Gbeneweleh continued, “Economic Sabotage is a non-capital offense which is bailable upon the personal reconnaissance of the defendants who are officials of the CBL. Our own constitution frowns on or prohibits excessive bail, excessive fines and excessive punishment inflicted in criminal case.”

Moreover, Gbeneweleh noted that the prosecution prayed for and the Monrovia City Court issued a writ of Ne Exeat Republica, which bars or prevents the defendants from traveling out of the bailiwick of the country.

“This court ordered and the defendants to surrender their passports and other travelling documents to the Sheriff of the Court, the defendants must report to the office of the sheriff as directed, and that the defendants must remain within the jurisdiction of the court, except by leave of the court at the instant of the prosecution,” the judge said, adding, “The safeguard placed by the Monrovia City Court and the criminal court are still in full force and effect, and that the defendants are in full compliance with these safeguards and are currently in the bailiwick of the court.”

3 COMMENTS

  1. From what I have just read, I think Judge Peter Gbeneweleh of Criminal Court ‘C’ acted in keeping with law. What is of interest to me is to see Mr. Urey’s property being used as a bail bond for those individuals being charged for corruption, he as an opposition leader is criticizing government for not fighting corruption but yet, he uses his property to secure individuals caught in corrupt practices. We are watching with eagle eyes on this case.

  2. Wow ! A lower court is teaching the nation’s Highest Court in legal honesty ? That all man are treated equally under the law when seeking Justice before the courts ? Some decent people in that country are fed up , and for the sakes of their children’s children and the next generation will risked all they have to move this corrupt and dying nation forward.
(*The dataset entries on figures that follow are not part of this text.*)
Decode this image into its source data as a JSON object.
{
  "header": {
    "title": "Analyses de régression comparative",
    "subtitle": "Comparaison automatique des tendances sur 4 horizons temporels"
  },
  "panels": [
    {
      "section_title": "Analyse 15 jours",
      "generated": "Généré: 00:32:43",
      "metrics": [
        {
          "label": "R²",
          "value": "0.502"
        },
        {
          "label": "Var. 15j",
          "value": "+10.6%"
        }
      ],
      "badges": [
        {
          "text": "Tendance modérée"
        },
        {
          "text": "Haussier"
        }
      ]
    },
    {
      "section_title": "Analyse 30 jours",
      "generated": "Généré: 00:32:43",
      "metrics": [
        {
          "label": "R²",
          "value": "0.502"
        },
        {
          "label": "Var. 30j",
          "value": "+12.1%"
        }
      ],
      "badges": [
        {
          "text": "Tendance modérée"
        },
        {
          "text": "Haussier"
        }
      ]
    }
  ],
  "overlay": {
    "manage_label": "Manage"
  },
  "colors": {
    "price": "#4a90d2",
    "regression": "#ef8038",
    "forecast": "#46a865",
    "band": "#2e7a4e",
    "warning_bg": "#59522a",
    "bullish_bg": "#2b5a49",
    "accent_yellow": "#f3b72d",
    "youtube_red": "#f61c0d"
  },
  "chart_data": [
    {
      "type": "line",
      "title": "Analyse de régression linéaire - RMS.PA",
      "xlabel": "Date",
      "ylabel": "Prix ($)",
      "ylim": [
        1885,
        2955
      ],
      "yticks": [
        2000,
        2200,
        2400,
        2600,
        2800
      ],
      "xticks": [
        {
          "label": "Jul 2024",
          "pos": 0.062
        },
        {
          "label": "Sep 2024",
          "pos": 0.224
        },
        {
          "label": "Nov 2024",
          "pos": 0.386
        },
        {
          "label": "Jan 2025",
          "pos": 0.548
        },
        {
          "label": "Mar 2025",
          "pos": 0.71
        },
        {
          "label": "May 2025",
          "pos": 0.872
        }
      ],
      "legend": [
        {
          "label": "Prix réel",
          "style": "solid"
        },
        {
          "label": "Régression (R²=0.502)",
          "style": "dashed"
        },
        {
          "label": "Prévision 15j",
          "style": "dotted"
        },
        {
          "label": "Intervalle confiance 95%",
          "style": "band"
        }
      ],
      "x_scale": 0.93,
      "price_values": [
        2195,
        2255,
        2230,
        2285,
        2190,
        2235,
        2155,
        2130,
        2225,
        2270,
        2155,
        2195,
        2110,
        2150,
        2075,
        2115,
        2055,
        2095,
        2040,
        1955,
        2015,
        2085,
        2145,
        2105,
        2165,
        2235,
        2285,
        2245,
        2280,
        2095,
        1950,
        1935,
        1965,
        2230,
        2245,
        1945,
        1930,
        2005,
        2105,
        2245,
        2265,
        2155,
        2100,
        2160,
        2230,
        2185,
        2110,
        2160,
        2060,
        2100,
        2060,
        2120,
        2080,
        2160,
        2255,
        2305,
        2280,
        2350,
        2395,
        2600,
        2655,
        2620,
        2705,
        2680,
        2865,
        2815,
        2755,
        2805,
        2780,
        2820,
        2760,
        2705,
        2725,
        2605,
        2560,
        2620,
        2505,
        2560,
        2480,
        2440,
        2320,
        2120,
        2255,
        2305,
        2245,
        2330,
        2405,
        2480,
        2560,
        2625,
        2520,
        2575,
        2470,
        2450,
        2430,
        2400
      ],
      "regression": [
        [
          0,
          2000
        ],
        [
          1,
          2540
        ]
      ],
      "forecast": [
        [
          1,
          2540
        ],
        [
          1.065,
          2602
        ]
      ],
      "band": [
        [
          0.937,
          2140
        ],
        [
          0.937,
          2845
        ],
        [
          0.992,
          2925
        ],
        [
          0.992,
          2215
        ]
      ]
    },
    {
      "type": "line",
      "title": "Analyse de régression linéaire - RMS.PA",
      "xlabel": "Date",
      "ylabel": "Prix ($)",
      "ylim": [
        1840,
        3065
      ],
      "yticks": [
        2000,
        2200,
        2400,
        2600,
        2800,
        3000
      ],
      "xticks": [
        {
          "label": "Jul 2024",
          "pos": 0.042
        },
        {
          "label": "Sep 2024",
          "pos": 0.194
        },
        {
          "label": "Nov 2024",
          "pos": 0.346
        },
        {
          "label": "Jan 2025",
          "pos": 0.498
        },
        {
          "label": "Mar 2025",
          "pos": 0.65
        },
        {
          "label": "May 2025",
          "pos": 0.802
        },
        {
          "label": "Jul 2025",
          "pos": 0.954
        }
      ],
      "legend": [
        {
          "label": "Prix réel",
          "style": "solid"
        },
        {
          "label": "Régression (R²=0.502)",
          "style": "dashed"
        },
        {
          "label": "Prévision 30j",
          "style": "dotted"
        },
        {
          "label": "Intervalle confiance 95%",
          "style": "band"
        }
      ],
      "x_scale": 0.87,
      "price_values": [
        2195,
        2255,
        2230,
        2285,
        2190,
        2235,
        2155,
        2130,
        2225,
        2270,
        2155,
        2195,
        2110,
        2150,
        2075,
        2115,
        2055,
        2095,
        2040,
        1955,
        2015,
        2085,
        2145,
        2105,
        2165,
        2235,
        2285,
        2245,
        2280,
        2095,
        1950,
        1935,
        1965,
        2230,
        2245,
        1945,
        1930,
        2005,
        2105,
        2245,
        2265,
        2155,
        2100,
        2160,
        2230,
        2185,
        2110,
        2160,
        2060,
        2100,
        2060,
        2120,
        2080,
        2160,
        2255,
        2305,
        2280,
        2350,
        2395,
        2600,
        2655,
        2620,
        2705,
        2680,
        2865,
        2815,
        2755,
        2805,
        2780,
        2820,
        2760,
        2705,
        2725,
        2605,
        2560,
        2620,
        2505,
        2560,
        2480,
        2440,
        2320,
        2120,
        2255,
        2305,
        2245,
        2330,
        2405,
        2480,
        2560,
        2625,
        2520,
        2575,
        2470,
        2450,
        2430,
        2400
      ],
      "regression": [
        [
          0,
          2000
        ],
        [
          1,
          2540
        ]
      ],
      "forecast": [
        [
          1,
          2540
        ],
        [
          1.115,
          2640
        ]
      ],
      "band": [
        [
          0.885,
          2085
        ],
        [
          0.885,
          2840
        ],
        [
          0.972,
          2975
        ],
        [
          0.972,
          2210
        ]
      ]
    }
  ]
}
Enough is enough, says the judge to the Supreme Court.

    • Well articulated, Johnson and Davis. I openly applaud Judge Gbeneweleh for his judicial farsightedness and standing tall in protection of fair, transparent and prudent justice in Liberia. The mess in the three branches of the Liberian Government, especially the Judiciary system must be eradicated by honest and astute judges like this one. Certainly, I do not condone, neither support corruption, like majority Liberians, corruption has eaten the fabric of our society, reduced our people to beggars on their own soil and needs radical reform to stem it out or minimize its presence to create a much fairer system for all to strive for a better life. But in order to stem out massive institutionalized corruption,the system must stem out corrupt judges like Justice Nagbae to set a good example for the future.